Gamma Linolenic Acid and Cancer
The research that has brought supplements such as borage oil to light in the realm of cancer treatment focuses around a substance called gamma linolenic acid (GLA). GLA is an omega 6 fatty-acid that is actually formed within the human body during the metabolism of linolenic acid. However, there are also food sources of GLA that include egg yolks and various oils derived from plants such as the borage flower, the evening primrose, and black currant.
GLA is very anti-inflammatory and, according to the University of Maryland Medical Center, omega 6 fatty acids such as GLA have been recommended for everything from eczema to rheumatoid arthritis. Only recently, however, has gamma linolenic acid entered the scene as a possible cancer treatment. A few studies have shown that GLA has the potential to inhibit the growth of cancer cells in laboratory conditions. Though this research is promising, it is still recent, lacking long-term observation, and no published human studies have been executed. Such details are important when an individual is exploring the connection between borage oil and cancer treatments.
Borage Oil and Cancer Treatment
If further studies, particularly research involving humans, indicate that gamma linolenic acid is effective at preventing cancer growth, then link between borage oil and cancer treatment will be far more sturdy. Borage oil contains a high content of GLA, higher than that of black currant or evening primrose oil. Should GLA prove itself as a cancer-fighting supplement, borage oil will be at the top of the supplement list for cancer prevention.
The fact that no human studies have been done with GLA that indicate cancer-fighting properties is still a significant factor because dietary elements function differently in the human body than they do when viewed under laboratory conditions. However, persons already engaged in cancer treatment can discuss such medical information with their doctors, as it is unlikely that adding borage oil to a treatment regimen will produce deleterious effects.
Also, according to Cancer.org, the majority of studies involving gamma linolenic acid have utilized evening primrose oil, not borage oil, as the source. Hence, it is still difficult to prove that GLA is the isolated substance causing the observed anti-cancer effects. There could be many cofactors and substances within the evening primrose oil that may have worked in tandem with GLA to prevent the growth of cancer cells. Furthermore, it cannot be surmised from such research that borage oil will produce the same effects.
Lastly, borage oil has not escaped its own controversy as a supplement. Parts of the borage plant are known to harbor a toxic substance called pyrrolizidine alkaloid. Although pyrrolizidine alkaloid is found only in the leaves and stems of the borage plant and borage oil is derived from the plant's seeds, contamination may occur during processing. Over time, persons exposed to this toxin may incur liver damage or even cancer, so anyone looking to supplement their health regimen with borage oil needs to check the product to ensure that it is free of such elements.

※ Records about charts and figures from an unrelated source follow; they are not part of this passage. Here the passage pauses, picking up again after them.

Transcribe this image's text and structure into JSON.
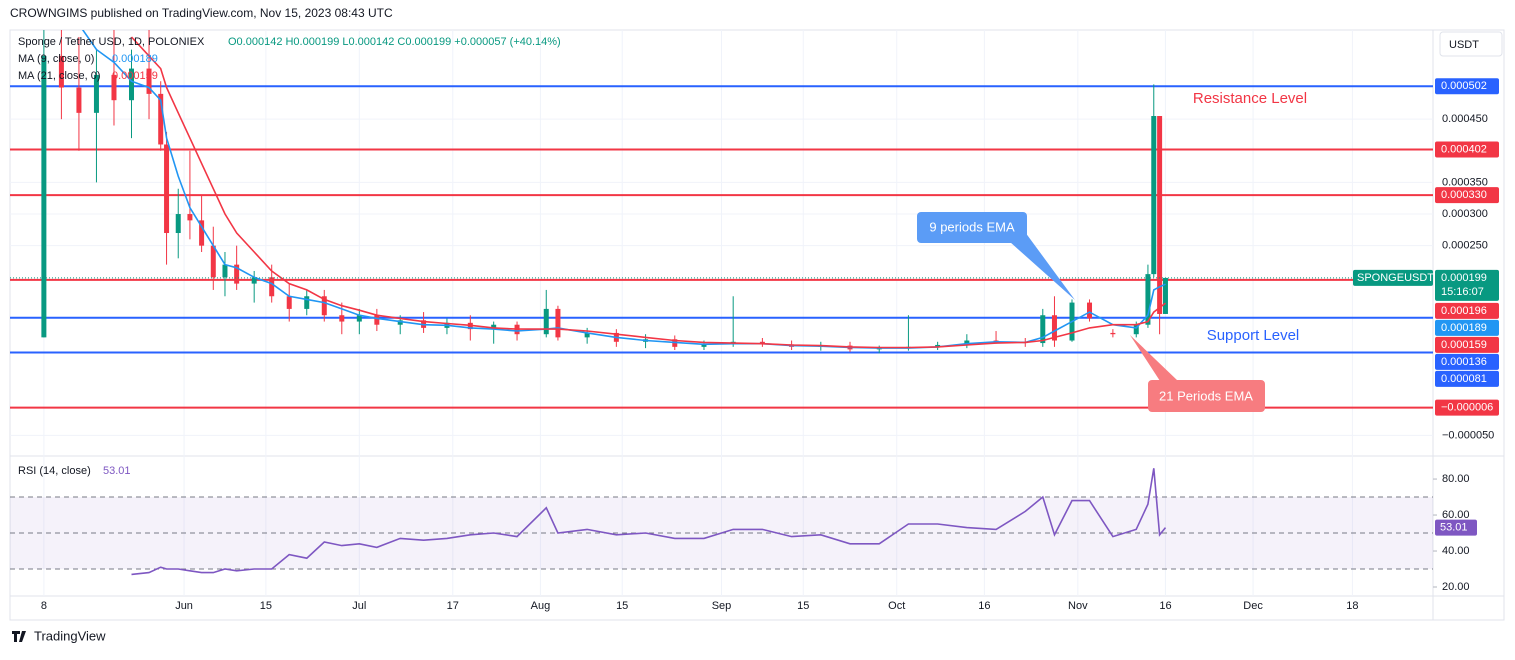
{
  "header": "CROWNGIMS published on TradingView.com, Nov 15, 2023 08:43 UTC",
  "footer": "TradingView",
  "chart_data": {
    "type": "candlestick",
    "title": "Sponge / Tether USD, 1D, POLONIEX",
    "ohlc_text": "O0.000142 H0.000199 L0.000142 C0.000199 +0.000057 (+40.14%)",
    "currency": "USDT",
    "symbol": "SPONGEUSDT",
    "countdown": "15:16:07",
    "close_label": "0.000199",
    "up_color": "#089981",
    "down_color": "#f23645",
    "x": [
      7,
      10,
      13,
      16,
      19,
      22,
      25,
      27,
      28,
      30,
      32,
      34,
      36,
      38,
      40,
      43,
      46,
      49,
      52,
      55,
      58,
      61,
      64,
      68,
      72,
      76,
      80,
      84,
      88,
      93,
      95,
      100,
      105,
      110,
      115,
      120,
      125,
      130,
      135,
      140,
      145,
      150,
      155,
      160,
      165,
      170,
      175,
      178,
      180,
      183,
      186,
      190,
      194,
      196,
      197,
      198,
      199
    ],
    "open": [
      0.000105,
      0.00055,
      0.0005,
      0.00046,
      0.00052,
      0.00048,
      0.00053,
      0.00049,
      0.00041,
      0.00027,
      0.0003,
      0.00029,
      0.00025,
      0.0002,
      0.00022,
      0.00019,
      0.0002,
      0.00017,
      0.00015,
      0.00017,
      0.00014,
      0.00013,
      0.00014,
      0.000125,
      0.000132,
      0.00012,
      0.000128,
      0.000118,
      0.000125,
      0.00011,
      0.00015,
      0.000105,
      0.000112,
      9.8e-05,
      0.000102,
      9e-05,
      9.5e-05,
      9.8e-05,
      9.4e-05,
      9e-05,
      9.2e-05,
      8.6e-05,
      8.8e-05,
      9e-05,
      9.3e-05,
      0.0001,
      9.8e-05,
      9.6e-05,
      0.00014,
      0.0001,
      0.00016,
      0.000112,
      0.00011,
      0.000125,
      0.000205,
      0.000455,
      0.000142
    ],
    "high": [
      0.00062,
      0.00062,
      0.00058,
      0.00056,
      0.00061,
      0.00056,
      0.0006,
      0.00051,
      0.00043,
      0.00034,
      0.0004,
      0.00033,
      0.00028,
      0.00024,
      0.00025,
      0.00021,
      0.00022,
      0.00019,
      0.00018,
      0.00018,
      0.00016,
      0.00015,
      0.00015,
      0.00014,
      0.000145,
      0.000135,
      0.00014,
      0.00013,
      0.00013,
      0.00018,
      0.000155,
      0.00012,
      0.000118,
      0.00011,
      0.000108,
      0.0001,
      0.00017,
      0.000104,
      0.0001,
      9.8e-05,
      9.8e-05,
      9.2e-05,
      0.00014,
      9.8e-05,
      0.00011,
      0.000115,
      0.000104,
      0.00015,
      0.00017,
      0.000165,
      0.000165,
      0.000118,
      0.00013,
      0.00022,
      0.000505,
      0.000455,
      0.000199
    ],
    "low": [
      0.000105,
      0.00045,
      0.0004,
      0.00035,
      0.00044,
      0.00042,
      0.00045,
      0.0004,
      0.00022,
      0.00023,
      0.00026,
      0.00024,
      0.00018,
      0.00017,
      0.00018,
      0.00016,
      0.00016,
      0.00013,
      0.00014,
      0.00013,
      0.00011,
      0.00011,
      0.000115,
      0.00011,
      0.000112,
      0.00011,
      0.0001,
      9.5e-05,
      0.0001,
      0.000105,
      0.0001,
      9.5e-05,
      9e-05,
      8.8e-05,
      8.5e-05,
      8.5e-05,
      9e-05,
      9e-05,
      8.5e-05,
      8.4e-05,
      8.2e-05,
      8e-05,
      8.4e-05,
      8.5e-05,
      8.8e-05,
      9.5e-05,
      9e-05,
      9e-05,
      9e-05,
      9.8e-05,
      0.00013,
      0.000105,
      0.000105,
      0.00012,
      0.0002,
      0.00011,
      0.000142
    ],
    "close": [
      0.00055,
      0.0005,
      0.00046,
      0.00052,
      0.00048,
      0.00053,
      0.00049,
      0.00041,
      0.00027,
      0.0003,
      0.00029,
      0.00025,
      0.0002,
      0.00022,
      0.00019,
      0.0002,
      0.00017,
      0.00015,
      0.00017,
      0.00014,
      0.00013,
      0.00014,
      0.000125,
      0.000132,
      0.00012,
      0.000128,
      0.000118,
      0.000125,
      0.00011,
      0.00015,
      0.000105,
      0.000112,
      9.8e-05,
      0.000102,
      9e-05,
      9.5e-05,
      9.8e-05,
      9.4e-05,
      9e-05,
      9.2e-05,
      8.6e-05,
      8.8e-05,
      9e-05,
      9.3e-05,
      0.0001,
      9.8e-05,
      9.6e-05,
      0.00014,
      0.0001,
      0.00016,
      0.000135,
      0.00011,
      0.000125,
      0.000205,
      0.000455,
      0.000142,
      0.000199
    ],
    "series": [
      {
        "name": "MA (9, close, 0)",
        "value_label": "0.000189",
        "color": "#2196f3",
        "values": [
          null,
          null,
          0.0006,
          0.00056,
          0.00054,
          0.00051,
          0.0005,
          0.00048,
          0.00042,
          0.00036,
          0.00031,
          0.00028,
          0.00025,
          0.00022,
          0.000215,
          0.0002,
          0.00019,
          0.00017,
          0.000165,
          0.00016,
          0.00015,
          0.00014,
          0.000135,
          0.00013,
          0.000125,
          0.000124,
          0.00012,
          0.000118,
          0.000115,
          0.000118,
          0.00012,
          0.000112,
          0.000105,
          0.0001,
          9.7e-05,
          9.4e-05,
          9.5e-05,
          9.5e-05,
          9.2e-05,
          9.1e-05,
          8.9e-05,
          8.8e-05,
          8.8e-05,
          9e-05,
          9.5e-05,
          9.8e-05,
          9.7e-05,
          0.000105,
          0.000115,
          0.00013,
          0.000145,
          0.000125,
          0.00012,
          0.00014,
          0.00018,
          0.000185,
          0.000189
        ]
      },
      {
        "name": "MA (21, close, 0)",
        "value_label": "0.000159",
        "color": "#f23645",
        "values": [
          null,
          null,
          null,
          null,
          null,
          0.00058,
          0.00055,
          0.00053,
          0.0005,
          0.00046,
          0.00042,
          0.00038,
          0.00034,
          0.0003,
          0.00027,
          0.00024,
          0.00021,
          0.00019,
          0.00018,
          0.000165,
          0.000155,
          0.000148,
          0.00014,
          0.000135,
          0.00013,
          0.000127,
          0.000124,
          0.00012,
          0.000118,
          0.000118,
          0.000118,
          0.000115,
          0.00011,
          0.000105,
          0.0001,
          9.7e-05,
          9.6e-05,
          9.5e-05,
          9.3e-05,
          9.2e-05,
          9e-05,
          8.9e-05,
          8.9e-05,
          9e-05,
          9.3e-05,
          9.6e-05,
          9.7e-05,
          0.0001,
          0.000105,
          0.000112,
          0.00012,
          0.000125,
          0.000125,
          0.00013,
          0.000145,
          0.000152,
          0.000159
        ]
      }
    ],
    "levels": [
      {
        "value": 0.000502,
        "label": "0.000502",
        "color": "#2962ff"
      },
      {
        "value": 0.000402,
        "label": "0.000402",
        "color": "#f23645"
      },
      {
        "value": 0.00033,
        "label": "0.000330",
        "color": "#f23645"
      },
      {
        "value": 0.000196,
        "label": "0.000196",
        "color": "#f23645"
      },
      {
        "value": 0.000136,
        "label": "0.000136",
        "color": "#2962ff"
      },
      {
        "value": 8.1e-05,
        "label": "0.000081",
        "color": "#2962ff"
      },
      {
        "value": -6e-06,
        "label": "−0.000006",
        "color": "#f23645"
      }
    ],
    "annotations": [
      "Resistance Level",
      "Support Level",
      "9 periods EMA",
      "21 Periods EMA"
    ],
    "xlim": [
      1.2,
      244.8
    ],
    "xticks": [
      {
        "value": 7,
        "label": "8"
      },
      {
        "value": 31,
        "label": "Jun"
      },
      {
        "value": 45,
        "label": "15"
      },
      {
        "value": 61,
        "label": "Jul"
      },
      {
        "value": 77,
        "label": "17"
      },
      {
        "value": 92,
        "label": "Aug"
      },
      {
        "value": 106,
        "label": "15"
      },
      {
        "value": 123,
        "label": "Sep"
      },
      {
        "value": 137,
        "label": "15"
      },
      {
        "value": 153,
        "label": "Oct"
      },
      {
        "value": 168,
        "label": "16"
      },
      {
        "value": 184,
        "label": "Nov"
      },
      {
        "value": 199,
        "label": "16"
      },
      {
        "value": 214,
        "label": "Dec"
      },
      {
        "value": 231,
        "label": "18"
      }
    ],
    "ylim": [
      -8.1e-05,
      0.000591
    ],
    "yticks": [
      {
        "value": 0.00045,
        "label": "0.000450"
      },
      {
        "value": 0.00035,
        "label": "0.000350"
      },
      {
        "value": 0.0003,
        "label": "0.000300"
      },
      {
        "value": 0.00025,
        "label": "0.000250"
      },
      {
        "value": -5e-05,
        "label": "−0.000050"
      }
    ],
    "rsi": {
      "name": "RSI (14, close)",
      "value_label": "53.01",
      "color": "#7e57c2",
      "values": [
        null,
        null,
        null,
        null,
        null,
        27,
        28,
        31,
        30,
        30,
        29,
        28,
        28,
        30,
        29,
        30,
        30,
        38,
        36,
        45,
        43,
        44,
        42,
        47,
        46,
        47,
        49,
        50,
        48,
        64,
        50,
        52,
        49,
        50,
        47,
        47,
        52,
        52,
        48,
        49,
        44,
        44,
        55,
        55,
        53,
        52,
        62,
        70,
        49,
        68,
        68,
        48,
        52,
        66,
        86,
        49,
        53.01
      ],
      "ylim": [
        15,
        91.7
      ],
      "yticks": [
        {
          "value": 20,
          "label": "20.00"
        },
        {
          "value": 40,
          "label": "40.00"
        },
        {
          "value": 60,
          "label": "60.00"
        },
        {
          "value": 80,
          "label": "80.00"
        }
      ],
      "bands": [
        70,
        50,
        30
      ]
    }
  }
}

Where to Purchase Borage Oil
Borage oil can be found in most health food stores in either capsule or liquid form. It is often combined with flaxseed oil in order to enhance the health properties of both oils by balancing oil the omega fatty acid ratios. Such products represent an advantageous formulation as there are substances contained within flaxseed oil that have also exhibited cancer-fighting properties in laboratory studies.
Again, it is very important to view borage oil objectively when you are considering it as an addition to your health protocol. Always discuss any supplements you are taking with your doctor. If your doctor is unfamiliar with the specifics of the product, but does not veto its usage, do not take more than the recommended dosage that will be listed on the product's label. Moreover, be sure to view your addition of borage oil as more of a dietary supplement than an actual cancer treatment, as current research does not provide enough information about the product to make it a credible cancer treatment.